For all you parents who shilled out $200 watching an infomercial at two a.m. in hopes that your three-month-old would be reading The Odyssey or even Goodnight, Moon to you by preschool we have some bad news. The Federal Trade Commission  has filed a complaint against the man behind the “Your Baby Can Read” program, Robert Titzer. The FTC accuses him of false and deceptive advertising for promoting his program in ads and product packaging as a tool to teach infants as young as nine months to read, gave children an early start on academic learning, and made them more successful in life than those who didn’t use it. From the FTC website:

According to the complaint, the defendants sold the Your Baby Can Read! program to parents and grandparents of children aged three months to five years since at least January 2008, charging about $200 for each kit and taking in more than $185 million, directly via a toll-free number and their own websites.

One 30-minute television infomercial featured a home video of a two-year-old girl who used the program and is purportedly reading a page from the children’s book Charlotte’s Web.  The girl’s mother then appears, saying that when her daughter was three years old, ”she read her first Harry Potter book and she fell in love with it.”

Hey, now, as much as I think the Harry Potter franchise rocks for getting so many children worldwide psyched about reading, the idea of a three-year-old reading Harry Potter is creepy. Three-year-olds reading 300 page novels is not a good idea, because it detracts from them doing other really important three-year-old stuff, like throwing blocks across the room and pulling the cat’s tail. Three-year-olds have better things to do than reading novels, like drawing on walls and having tantrums.

According to the Your Baby Can Read website:

Your Baby Can, LLC has shut down all operations and is no longer in business.

Did you purchase this program for your child or grandchild? Did you feel like it made them more successful in life? When my kids were smaller I read to them constantly, which I still do now, but I never bought into any of those super popular “early development” programs that so many of my other mommy pals did. I know they received some Baby Einstein  videos as a gift, but I always found the music and puppets really annoying.

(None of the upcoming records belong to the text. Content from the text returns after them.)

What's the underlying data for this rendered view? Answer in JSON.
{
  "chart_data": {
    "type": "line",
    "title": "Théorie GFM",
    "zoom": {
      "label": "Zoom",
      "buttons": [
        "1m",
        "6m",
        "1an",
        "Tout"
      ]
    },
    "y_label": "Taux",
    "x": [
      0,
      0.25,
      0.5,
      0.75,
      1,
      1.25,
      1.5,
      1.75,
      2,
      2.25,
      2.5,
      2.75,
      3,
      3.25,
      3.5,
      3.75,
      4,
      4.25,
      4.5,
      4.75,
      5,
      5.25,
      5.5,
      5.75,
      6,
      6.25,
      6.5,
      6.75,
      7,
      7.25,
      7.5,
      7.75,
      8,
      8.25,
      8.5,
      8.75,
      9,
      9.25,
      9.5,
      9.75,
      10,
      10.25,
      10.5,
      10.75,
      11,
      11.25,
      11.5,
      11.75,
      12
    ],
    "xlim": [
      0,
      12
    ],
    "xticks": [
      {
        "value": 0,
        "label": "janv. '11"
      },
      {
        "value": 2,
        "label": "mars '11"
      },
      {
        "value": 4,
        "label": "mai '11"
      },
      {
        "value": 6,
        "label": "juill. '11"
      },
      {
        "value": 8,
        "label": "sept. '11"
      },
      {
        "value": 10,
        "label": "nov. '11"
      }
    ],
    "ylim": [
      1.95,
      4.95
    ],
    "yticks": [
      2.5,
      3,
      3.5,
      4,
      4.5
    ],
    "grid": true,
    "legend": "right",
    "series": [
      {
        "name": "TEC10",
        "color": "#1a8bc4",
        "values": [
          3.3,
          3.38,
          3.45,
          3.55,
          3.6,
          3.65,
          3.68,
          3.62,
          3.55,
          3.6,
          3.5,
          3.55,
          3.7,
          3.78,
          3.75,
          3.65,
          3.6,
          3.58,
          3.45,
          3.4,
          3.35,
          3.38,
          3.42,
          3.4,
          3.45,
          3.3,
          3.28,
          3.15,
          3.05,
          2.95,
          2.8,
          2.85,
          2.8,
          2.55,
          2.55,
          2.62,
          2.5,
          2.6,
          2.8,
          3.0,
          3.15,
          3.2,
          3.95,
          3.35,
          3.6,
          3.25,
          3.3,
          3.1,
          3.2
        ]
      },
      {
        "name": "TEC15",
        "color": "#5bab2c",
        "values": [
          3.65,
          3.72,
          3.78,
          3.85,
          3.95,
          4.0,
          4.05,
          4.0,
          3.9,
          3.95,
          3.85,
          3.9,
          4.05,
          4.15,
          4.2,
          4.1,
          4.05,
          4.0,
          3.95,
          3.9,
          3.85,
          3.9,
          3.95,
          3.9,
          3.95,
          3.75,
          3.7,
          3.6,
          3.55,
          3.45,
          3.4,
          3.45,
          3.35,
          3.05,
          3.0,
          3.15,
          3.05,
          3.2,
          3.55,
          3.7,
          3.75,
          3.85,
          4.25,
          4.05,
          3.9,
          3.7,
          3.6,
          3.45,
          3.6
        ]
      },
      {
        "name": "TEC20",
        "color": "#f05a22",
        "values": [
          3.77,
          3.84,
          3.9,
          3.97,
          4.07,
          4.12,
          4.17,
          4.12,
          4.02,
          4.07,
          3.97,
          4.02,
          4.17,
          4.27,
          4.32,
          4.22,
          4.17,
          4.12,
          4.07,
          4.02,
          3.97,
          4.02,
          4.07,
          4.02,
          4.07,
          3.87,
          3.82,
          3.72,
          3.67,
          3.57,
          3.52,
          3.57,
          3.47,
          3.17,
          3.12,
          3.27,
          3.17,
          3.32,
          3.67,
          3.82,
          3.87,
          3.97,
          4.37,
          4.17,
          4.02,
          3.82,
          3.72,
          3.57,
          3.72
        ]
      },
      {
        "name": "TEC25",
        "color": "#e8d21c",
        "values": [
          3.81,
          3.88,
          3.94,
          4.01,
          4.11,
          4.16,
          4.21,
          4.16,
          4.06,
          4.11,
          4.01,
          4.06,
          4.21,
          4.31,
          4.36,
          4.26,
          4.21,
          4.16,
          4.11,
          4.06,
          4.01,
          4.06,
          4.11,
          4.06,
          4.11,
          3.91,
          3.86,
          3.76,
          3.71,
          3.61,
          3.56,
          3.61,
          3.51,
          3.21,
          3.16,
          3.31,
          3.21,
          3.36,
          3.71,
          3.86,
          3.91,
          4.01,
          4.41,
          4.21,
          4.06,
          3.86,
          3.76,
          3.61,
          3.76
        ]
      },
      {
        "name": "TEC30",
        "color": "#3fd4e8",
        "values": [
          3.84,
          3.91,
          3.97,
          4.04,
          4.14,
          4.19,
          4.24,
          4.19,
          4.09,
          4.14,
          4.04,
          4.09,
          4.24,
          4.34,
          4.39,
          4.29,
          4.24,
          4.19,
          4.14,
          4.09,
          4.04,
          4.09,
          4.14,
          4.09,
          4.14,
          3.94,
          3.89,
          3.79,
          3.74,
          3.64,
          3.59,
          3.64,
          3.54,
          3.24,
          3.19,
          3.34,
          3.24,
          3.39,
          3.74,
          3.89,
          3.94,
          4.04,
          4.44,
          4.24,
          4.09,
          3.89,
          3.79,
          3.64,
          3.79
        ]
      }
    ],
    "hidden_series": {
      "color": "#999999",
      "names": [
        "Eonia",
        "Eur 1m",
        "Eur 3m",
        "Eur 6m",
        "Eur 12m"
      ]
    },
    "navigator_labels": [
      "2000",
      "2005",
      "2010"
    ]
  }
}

I’m all for cozying up with babies and kids and reading with them, and I feel bad for any parents suckered into buying this program in hopes there infants would start reading at a grade school and above level. None of us grew up with these sorts of products and we all turned out just fine. One of the best things you can do for your kids is let them see you reading, getting excited about new books, and sharing books with them that you loved as a child. Take them to libraries, to brick and mortar book stores, and give them books as gifts. And it costs a lot less than $200.